The listing and xmp elements are not properly described (or describable) in the DTD, since their original idea was that no markup other the element’s own end tag is recognized. The DTD describes the content as CDATA, but this means that all end tags are recognized.

I have omitted some nonstandard elements that have been used to some extent, such as comment, ilayer, layer, multicol, nextid, and nolayer. Although there is some descriptive documentation about them, it is sketchy and partly difficult to describe in a DTD. Moreover, these elements, unlike some other non­stan­dard elements, are hardly interesting in practical authoring even if you are looking for special effects, unless you consider outdated browsers. For example, layer was supported by Netscape 4 but modern versions of Netscape ignore it, and most other browsers never recognized it. Some elements, like multicol, would be interesting if the support to them were not so limited.

I have not modified the DTD to allow very common tagsoup like the use of font markup around tables and other blocks. To describe such a soup in a DTD would probably mean that the syntactic distinction between inline elements and block elements is mostly removed.

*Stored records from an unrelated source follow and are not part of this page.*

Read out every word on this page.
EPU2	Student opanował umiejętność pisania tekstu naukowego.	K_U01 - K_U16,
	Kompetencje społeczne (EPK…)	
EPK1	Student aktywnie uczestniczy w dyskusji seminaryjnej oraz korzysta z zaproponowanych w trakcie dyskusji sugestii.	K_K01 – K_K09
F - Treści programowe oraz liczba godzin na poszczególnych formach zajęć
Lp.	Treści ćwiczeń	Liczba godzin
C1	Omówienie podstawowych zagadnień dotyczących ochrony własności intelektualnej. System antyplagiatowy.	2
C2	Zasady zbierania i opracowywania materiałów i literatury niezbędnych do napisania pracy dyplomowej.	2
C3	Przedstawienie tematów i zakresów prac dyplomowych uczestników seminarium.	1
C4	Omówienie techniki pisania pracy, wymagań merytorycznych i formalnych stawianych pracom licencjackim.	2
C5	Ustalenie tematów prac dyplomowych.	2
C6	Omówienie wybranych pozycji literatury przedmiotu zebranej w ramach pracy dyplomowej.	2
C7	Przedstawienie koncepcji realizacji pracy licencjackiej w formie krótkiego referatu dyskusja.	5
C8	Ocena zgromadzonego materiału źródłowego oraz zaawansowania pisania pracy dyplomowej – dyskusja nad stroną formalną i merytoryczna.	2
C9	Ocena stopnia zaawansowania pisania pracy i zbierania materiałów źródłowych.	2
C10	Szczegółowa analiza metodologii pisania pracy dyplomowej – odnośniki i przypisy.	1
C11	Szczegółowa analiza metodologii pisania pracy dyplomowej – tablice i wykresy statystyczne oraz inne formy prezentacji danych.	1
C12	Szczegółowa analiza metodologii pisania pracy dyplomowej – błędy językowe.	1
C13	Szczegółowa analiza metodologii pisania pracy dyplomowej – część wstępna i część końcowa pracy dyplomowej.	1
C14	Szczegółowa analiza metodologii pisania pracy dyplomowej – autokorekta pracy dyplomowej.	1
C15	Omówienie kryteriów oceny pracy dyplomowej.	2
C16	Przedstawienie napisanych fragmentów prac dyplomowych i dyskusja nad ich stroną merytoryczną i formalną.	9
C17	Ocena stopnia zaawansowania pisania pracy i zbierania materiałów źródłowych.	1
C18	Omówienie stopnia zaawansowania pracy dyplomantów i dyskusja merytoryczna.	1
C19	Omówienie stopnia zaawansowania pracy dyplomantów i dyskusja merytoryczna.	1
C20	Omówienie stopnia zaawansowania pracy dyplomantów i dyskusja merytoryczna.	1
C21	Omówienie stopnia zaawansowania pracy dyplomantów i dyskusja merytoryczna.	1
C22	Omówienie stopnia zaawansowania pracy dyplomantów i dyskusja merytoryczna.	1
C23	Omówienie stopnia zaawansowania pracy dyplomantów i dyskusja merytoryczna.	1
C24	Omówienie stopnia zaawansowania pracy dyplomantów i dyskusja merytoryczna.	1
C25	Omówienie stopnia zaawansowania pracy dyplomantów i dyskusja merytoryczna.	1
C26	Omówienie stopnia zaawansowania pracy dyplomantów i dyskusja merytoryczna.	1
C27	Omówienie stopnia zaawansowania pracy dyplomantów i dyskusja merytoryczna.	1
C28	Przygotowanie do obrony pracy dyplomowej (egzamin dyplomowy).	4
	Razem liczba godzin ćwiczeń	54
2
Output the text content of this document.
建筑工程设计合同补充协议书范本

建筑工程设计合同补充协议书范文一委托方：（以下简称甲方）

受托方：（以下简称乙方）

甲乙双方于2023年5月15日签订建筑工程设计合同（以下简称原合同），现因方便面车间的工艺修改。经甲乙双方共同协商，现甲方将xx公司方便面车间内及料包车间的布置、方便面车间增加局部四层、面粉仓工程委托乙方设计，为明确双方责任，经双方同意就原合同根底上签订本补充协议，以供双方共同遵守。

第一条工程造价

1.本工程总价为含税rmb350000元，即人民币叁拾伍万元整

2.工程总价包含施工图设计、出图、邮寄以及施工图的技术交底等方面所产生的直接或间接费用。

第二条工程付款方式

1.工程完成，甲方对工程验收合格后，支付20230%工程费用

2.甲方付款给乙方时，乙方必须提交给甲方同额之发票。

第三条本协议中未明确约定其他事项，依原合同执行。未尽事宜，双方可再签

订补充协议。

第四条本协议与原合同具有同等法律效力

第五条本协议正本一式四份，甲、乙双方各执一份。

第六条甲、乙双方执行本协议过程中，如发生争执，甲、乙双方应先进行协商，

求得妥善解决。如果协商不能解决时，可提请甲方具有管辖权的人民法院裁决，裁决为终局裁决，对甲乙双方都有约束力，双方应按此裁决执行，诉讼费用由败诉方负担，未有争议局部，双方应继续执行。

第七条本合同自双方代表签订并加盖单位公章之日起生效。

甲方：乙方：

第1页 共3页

Neither does the DTD include all commonly used extensions to attributes in elements that are themselves standard. Moreover, the attributes and other properties of the nonstandard elements included may vary quite a lot. That’s part of their being nonstandard.

For example, browsers that support blink or marquee or nobr may well let you put blocks inside them, too. I have however defined them as inline elements in my tagsoup DTD, since normally there is little point in using them for anything but small fragments of text (even if you think there is some point in using them in the first place).

I have also prepared a frameset DTD, which essentially just ”calls” the tagsoup DTD after defining a suitable entity so that the frameset alternative is picked up:

<!ENTITY % HTML.Frameset "INCLUDE">
<!ENTITY % HTML4.dtd SYSTEM
    "http://jkorpela.fi/html/tagsoup.dtd">
%HTML4.dtd;

If you use frames, it might be a good idea to change the declaration
<!ELEMENT FRAMESET - - ((FRAMESET|FRAME)+ & NOFRAMES?)>
by removing the question mark. This would make the noframes element required, reminding authors of the recommendation to include alternate content for browsers and other user agents that do not process frames.

If you wish to use the above-mentioned DTDs, it is better that you copy them and refer to your copy in your document type declarations. I may change the DTDs, perhaps adding some nonstandard elements or attributes.